The Ginger Kick

 

There are some cocktails gaining popularity the past few years which get a kick from ginger beer, among them the vodka-based Moscow Mule and the rum-based Dark ‘n’ Stormy. Ginger beer doesn’t deliver its kick by way of alcohol, since nearly all ginger beer available commercially now is non-alcoholic, but from the spiciness of ginger, which is more pronounced in ginger beer than in its tamer cousin, ginger ale. People almost never confuse ginger ale with any kind of alcoholic brew, probably because of their long familiarity with the product. They know it’s just soda pop, the one they often drink to settle their stomach when they’re not well.

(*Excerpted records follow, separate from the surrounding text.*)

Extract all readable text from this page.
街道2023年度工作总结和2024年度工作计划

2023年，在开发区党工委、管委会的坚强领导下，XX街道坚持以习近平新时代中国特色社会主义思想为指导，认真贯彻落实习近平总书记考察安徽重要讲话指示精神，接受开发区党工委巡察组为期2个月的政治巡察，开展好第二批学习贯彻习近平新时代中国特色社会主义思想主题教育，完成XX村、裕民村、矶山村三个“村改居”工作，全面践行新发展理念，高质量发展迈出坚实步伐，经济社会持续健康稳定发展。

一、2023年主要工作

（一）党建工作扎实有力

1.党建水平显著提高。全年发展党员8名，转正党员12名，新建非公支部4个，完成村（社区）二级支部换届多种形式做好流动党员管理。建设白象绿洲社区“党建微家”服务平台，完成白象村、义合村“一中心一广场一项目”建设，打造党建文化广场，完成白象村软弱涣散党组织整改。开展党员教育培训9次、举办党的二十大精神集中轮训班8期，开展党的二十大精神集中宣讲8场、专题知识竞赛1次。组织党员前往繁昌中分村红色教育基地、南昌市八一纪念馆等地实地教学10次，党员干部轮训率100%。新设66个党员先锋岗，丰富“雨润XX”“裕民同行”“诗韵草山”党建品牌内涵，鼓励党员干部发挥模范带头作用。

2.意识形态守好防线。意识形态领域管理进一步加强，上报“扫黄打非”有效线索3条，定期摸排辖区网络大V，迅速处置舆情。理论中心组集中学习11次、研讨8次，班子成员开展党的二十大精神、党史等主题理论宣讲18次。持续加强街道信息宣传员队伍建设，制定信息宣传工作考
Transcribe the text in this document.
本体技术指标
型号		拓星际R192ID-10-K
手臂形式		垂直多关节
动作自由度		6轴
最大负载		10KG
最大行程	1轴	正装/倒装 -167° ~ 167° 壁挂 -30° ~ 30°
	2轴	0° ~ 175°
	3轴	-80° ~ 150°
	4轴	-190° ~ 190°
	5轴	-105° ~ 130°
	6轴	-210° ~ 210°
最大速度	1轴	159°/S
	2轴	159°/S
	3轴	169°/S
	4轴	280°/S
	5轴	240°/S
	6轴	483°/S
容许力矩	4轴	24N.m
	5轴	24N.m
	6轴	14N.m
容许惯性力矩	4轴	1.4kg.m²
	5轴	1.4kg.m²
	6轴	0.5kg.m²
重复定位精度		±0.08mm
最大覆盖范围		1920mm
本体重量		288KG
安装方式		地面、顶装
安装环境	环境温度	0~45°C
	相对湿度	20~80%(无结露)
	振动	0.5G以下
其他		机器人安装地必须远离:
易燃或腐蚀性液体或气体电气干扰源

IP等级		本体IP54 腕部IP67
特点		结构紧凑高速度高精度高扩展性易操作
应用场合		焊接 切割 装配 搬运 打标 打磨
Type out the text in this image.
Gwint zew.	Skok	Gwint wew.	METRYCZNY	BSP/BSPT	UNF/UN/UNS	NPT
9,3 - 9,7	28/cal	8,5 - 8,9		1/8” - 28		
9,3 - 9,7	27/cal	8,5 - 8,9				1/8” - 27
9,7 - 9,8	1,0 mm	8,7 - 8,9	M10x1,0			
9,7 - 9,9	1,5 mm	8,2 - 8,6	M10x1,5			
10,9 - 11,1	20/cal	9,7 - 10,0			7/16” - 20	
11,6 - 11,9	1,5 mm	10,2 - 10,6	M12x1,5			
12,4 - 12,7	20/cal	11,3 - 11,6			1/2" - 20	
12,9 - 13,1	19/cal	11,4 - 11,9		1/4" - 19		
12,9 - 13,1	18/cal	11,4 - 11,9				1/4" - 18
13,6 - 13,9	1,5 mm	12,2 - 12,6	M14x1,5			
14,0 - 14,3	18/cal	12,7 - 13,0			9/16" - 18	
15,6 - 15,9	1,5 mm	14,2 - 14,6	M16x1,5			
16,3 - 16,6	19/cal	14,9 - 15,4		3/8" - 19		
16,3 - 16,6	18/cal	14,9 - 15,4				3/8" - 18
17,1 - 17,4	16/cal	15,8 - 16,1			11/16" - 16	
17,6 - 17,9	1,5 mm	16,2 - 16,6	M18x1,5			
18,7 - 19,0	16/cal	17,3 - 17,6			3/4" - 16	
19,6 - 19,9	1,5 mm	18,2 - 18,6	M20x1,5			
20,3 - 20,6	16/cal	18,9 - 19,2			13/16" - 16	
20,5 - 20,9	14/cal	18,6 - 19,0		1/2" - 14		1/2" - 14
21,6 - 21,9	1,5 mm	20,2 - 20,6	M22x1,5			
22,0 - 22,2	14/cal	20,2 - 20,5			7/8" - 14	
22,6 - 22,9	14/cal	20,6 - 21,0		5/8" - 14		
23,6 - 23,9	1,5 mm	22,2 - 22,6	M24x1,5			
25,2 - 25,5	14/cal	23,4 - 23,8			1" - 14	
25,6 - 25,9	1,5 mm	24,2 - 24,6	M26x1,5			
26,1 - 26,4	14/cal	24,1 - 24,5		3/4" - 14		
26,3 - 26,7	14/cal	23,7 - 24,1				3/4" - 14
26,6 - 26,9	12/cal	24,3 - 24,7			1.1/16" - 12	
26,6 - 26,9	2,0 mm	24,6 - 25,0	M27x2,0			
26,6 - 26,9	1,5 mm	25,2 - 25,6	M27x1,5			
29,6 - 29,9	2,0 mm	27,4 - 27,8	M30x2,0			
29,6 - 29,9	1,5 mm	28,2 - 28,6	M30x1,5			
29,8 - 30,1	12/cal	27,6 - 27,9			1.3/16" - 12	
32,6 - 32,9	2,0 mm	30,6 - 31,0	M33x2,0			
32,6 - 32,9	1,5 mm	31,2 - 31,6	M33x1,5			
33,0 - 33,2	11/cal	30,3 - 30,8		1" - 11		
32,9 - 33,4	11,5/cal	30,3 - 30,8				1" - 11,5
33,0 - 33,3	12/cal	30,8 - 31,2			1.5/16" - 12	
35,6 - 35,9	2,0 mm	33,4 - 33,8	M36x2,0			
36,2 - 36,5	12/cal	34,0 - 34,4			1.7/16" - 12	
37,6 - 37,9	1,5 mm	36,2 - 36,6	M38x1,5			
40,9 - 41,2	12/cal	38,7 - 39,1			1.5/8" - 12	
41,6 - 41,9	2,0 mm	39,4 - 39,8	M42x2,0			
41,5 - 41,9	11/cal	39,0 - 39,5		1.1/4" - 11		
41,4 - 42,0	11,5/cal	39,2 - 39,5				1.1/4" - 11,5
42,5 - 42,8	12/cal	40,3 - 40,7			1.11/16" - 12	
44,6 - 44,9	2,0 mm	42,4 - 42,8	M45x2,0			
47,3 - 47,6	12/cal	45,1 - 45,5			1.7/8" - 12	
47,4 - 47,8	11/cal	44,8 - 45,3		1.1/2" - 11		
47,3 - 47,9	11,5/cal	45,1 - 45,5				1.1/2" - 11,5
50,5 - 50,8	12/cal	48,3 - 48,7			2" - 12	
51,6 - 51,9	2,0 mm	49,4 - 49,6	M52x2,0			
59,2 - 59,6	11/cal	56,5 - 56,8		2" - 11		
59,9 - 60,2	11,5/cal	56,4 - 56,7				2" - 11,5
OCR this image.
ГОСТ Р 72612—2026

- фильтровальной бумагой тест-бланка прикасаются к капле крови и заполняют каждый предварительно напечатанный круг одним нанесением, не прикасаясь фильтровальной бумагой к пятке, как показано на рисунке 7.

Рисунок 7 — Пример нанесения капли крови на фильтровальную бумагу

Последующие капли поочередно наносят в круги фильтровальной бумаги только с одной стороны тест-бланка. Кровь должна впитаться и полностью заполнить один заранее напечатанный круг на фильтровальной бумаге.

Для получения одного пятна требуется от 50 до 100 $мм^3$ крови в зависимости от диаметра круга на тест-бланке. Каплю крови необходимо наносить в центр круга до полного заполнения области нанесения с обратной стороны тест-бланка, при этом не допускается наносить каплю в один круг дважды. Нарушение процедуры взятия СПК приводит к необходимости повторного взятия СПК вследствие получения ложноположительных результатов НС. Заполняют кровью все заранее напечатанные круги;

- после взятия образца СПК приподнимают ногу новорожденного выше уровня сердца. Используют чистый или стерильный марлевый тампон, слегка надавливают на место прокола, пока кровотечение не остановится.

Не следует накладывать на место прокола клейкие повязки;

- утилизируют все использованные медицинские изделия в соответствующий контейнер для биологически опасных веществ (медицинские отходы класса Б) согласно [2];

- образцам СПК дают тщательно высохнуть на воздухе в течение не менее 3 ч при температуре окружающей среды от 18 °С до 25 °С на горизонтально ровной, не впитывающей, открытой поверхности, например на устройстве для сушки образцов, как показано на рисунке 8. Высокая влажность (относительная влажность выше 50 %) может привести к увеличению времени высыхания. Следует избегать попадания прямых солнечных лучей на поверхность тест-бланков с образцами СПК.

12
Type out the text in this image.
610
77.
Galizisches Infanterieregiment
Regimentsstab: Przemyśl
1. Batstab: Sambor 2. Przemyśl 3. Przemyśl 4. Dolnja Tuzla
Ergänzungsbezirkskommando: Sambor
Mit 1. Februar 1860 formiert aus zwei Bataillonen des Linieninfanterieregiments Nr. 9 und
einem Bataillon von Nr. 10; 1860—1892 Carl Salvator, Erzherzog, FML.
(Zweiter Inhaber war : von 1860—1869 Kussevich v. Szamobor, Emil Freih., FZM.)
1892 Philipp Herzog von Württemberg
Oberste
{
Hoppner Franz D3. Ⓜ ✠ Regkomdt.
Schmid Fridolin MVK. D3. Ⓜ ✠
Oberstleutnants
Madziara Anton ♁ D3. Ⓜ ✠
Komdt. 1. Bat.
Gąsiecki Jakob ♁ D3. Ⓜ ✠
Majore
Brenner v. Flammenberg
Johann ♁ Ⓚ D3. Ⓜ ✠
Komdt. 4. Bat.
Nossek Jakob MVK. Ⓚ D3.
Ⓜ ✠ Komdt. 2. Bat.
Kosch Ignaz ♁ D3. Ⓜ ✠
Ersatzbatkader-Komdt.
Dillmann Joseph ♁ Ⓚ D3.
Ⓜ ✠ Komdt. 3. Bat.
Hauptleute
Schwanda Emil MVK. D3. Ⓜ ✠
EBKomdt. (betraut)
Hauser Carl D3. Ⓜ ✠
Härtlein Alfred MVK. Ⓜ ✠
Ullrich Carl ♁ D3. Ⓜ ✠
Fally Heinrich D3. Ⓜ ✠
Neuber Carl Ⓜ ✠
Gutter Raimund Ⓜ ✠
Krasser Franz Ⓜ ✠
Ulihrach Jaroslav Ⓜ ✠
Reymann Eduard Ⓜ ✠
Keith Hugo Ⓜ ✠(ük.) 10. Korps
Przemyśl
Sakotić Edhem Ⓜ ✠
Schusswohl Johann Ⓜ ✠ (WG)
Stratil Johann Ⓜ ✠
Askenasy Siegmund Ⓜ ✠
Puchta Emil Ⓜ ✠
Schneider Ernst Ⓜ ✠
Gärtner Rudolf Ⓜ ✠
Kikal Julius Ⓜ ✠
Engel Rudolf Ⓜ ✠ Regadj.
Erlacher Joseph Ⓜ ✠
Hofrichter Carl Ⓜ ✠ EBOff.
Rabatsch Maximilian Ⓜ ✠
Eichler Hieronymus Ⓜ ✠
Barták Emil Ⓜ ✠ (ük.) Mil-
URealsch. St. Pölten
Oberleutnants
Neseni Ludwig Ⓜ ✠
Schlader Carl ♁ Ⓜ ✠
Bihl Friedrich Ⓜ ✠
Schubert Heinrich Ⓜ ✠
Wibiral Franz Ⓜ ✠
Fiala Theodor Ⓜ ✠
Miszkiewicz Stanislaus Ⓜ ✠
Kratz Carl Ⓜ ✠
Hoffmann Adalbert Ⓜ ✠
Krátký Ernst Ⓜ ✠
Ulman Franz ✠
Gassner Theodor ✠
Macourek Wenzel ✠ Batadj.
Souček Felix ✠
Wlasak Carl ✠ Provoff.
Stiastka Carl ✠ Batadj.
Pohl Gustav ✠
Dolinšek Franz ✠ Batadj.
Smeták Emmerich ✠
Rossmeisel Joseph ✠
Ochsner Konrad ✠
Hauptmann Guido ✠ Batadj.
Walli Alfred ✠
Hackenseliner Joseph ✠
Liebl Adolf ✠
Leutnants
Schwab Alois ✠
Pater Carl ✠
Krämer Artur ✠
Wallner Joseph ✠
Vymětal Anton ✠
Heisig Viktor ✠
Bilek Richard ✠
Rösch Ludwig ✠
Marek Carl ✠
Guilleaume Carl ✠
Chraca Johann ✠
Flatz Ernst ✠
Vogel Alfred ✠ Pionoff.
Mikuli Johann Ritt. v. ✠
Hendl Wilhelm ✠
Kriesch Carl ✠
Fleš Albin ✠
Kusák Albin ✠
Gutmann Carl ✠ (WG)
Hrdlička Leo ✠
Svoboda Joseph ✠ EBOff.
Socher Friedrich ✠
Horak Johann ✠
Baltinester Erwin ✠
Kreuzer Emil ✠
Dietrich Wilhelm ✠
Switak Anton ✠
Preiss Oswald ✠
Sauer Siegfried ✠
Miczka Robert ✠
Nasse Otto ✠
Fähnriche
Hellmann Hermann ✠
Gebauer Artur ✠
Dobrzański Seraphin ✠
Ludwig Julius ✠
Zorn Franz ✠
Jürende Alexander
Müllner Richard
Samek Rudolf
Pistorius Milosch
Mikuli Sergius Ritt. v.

"Mush-Fakers" and Ginger-Beer Makers (6795271398)
From Volume 1 of Street Life in London, published in 1877, with photographs by John Thomson and articles by Adolphe Smith. The man on the left is a street vendor peddling ginger beer, among other items. The man on the right is a “mush faker”, or umbrella mender.

 

Ironically, the ingredients in ginger that people count on for settling their stomach, the gingerols, are present in the most popular ginger ales only in vanishingly small homeopathic quantities. Stronger flavored ginger ales, and especially ginger beers, are more likely to have gingerols in quantities sufficient for an effective dose. Whatever people are gaining by drinking most ginger ales medicinally, they are getting it from some factor other than the amount of actual ginger in the drink. This is a turnabout from where things stood between ginger ale and ginger beer over on hundred years ago.

Up until the late nineteenth century, there was only ginger beer, all of it alcoholic to some extent, and especially popular for centuries in England after that country had secured supplies of ginger, a subtropical plant. When pharmacists started producing soft drinks in the late nineteenth and early twentieth centuries, ostensibly for the medicinal benefits, one of the first flavors they produced was ginger ale, a toned down version of ginger beer. Ginger ale really took off in popularity during Prohibition, when people naturally drank quite a lot of spirits and they discovered what a wonderful mixer ginger ale made. In the United States at least, ginger beer was all but forgotten.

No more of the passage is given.